N’allez pas croire que Monika, la narratrice, n’aime pas les femmes. Non, sinon elle ne serait pas esthéticienne. Son métier, dont il n’est pas question sur le plan de la pratique, pas de descriptions de soins du corps, de massages, d’épilation, juste quelques allusions en passant, il lui permet d’en savoir un rayon sur les femmes. Car elles se livrent toutes. Une fois à poil, elles parlent, se confient. Monika en sait plus sur leur corps et sur leur vie que tous les psys du pays… Il y a la bouchère, pour commencer, mais la bouchère, on n’en sait guère sur ce qu’elle vit, la bouchère elle vaut surtout pour sa peau blanche – ça, Monika, elle aime. La bouchère, c’est une secrète. Il y a aussi Alix, qui est passée à côté d’un homme vrai (pas un vrai homme), à côté de la passion. Il y a Adèle, une vieille dame que plus personne ne touche depuis la mort de son mari, sauf Monika bien sûr. Adèle, qui a un passé, une histoire de guerre. Il y a Grâce, dont la vie est comme un film. Il y a Ludmilla, aussi, celle qui ne veut pas assumer son âge, continue à s’habiller, à se comporter en petite fille…

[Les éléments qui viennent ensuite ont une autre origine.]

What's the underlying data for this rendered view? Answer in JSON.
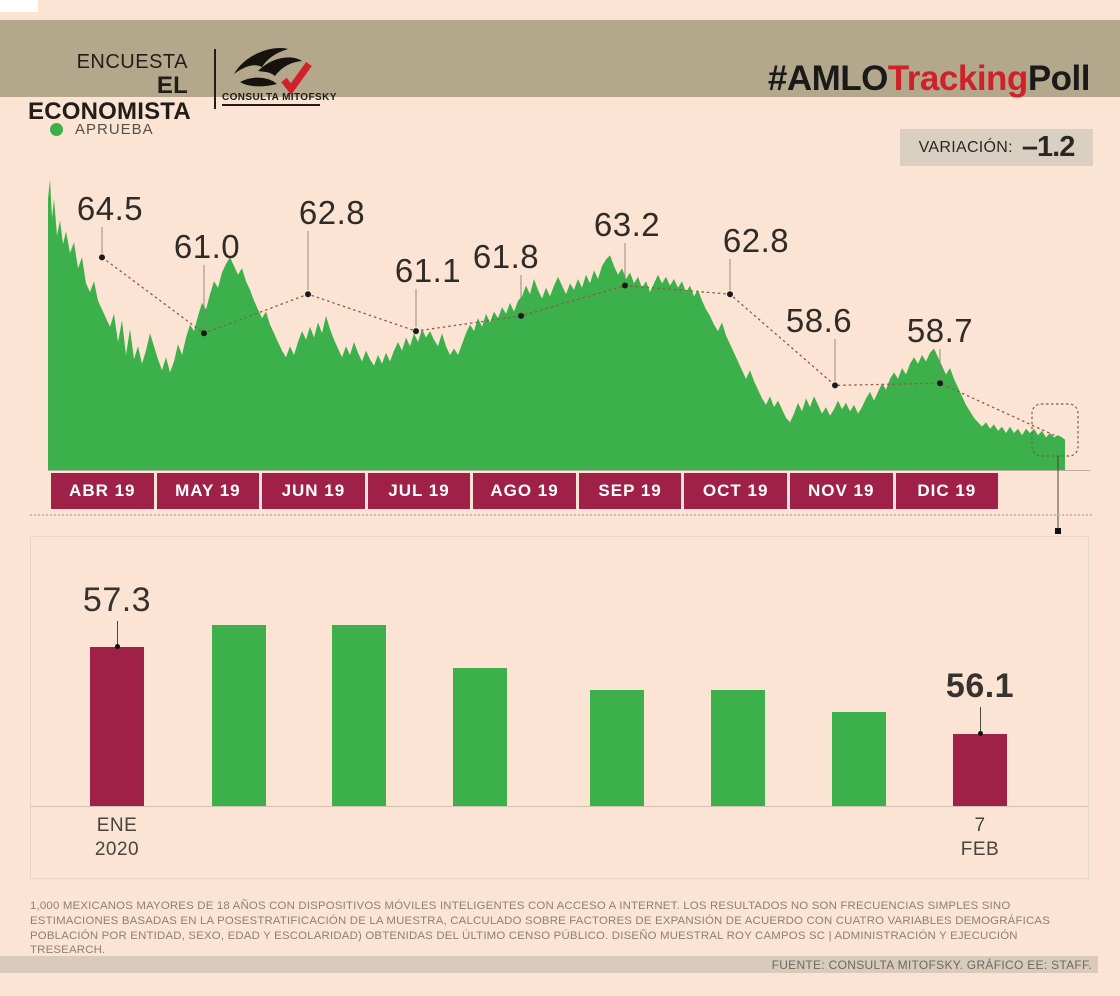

Et puis, il y a Monika, sa sœur Else, leur mère. Et Monika raconte, elle aussi : ses peurs d’enfant, ses rapports avec sa sœur, leurs jeux, leurs interrogations, leur goût de fouiller, son cousin, qui lui vaut des émois, sa mère, la mort de sa mère. La femme dans sa vérité, c’est la femme qui coïncide avec les années, Monika n’élude rien, des années qui passent sur le corps des femmes, on explore avec elle l’enquête des deux petites filles qui veulent savoir pourquoi, comment elles ont pu naître, et n’y comprennent rien, de leur enquête sur ce quI se passe dans la chambre des parents, la nuit, la mort de la mère, bien des années plus tard…

Tout cela est écrit de façon sensuelle, « avec le corps, avec la peau » dit Fabienne Jacob, qui se « décapite » pour écrire, débranche le cerveau… Un style plutôt oral, avec quelques marques discrètes (pas de respect des règles de la négation, un usage de la virgule, ou plutôt un non usage, original) de l’oralité, mais un style très adapté au sujet, un beau sujet, le corps des femmes, qui n’exclut pas pour autant les hommes (les deux bouchers, l’Allemand, le cousin Jan…), même s’ils n’ont pas le premier rôle dans le livre. Un beau livre, un beau regard porté sur les femmes, sur la vérité du corps. Le corps, ce qui reste quand tout a disparu.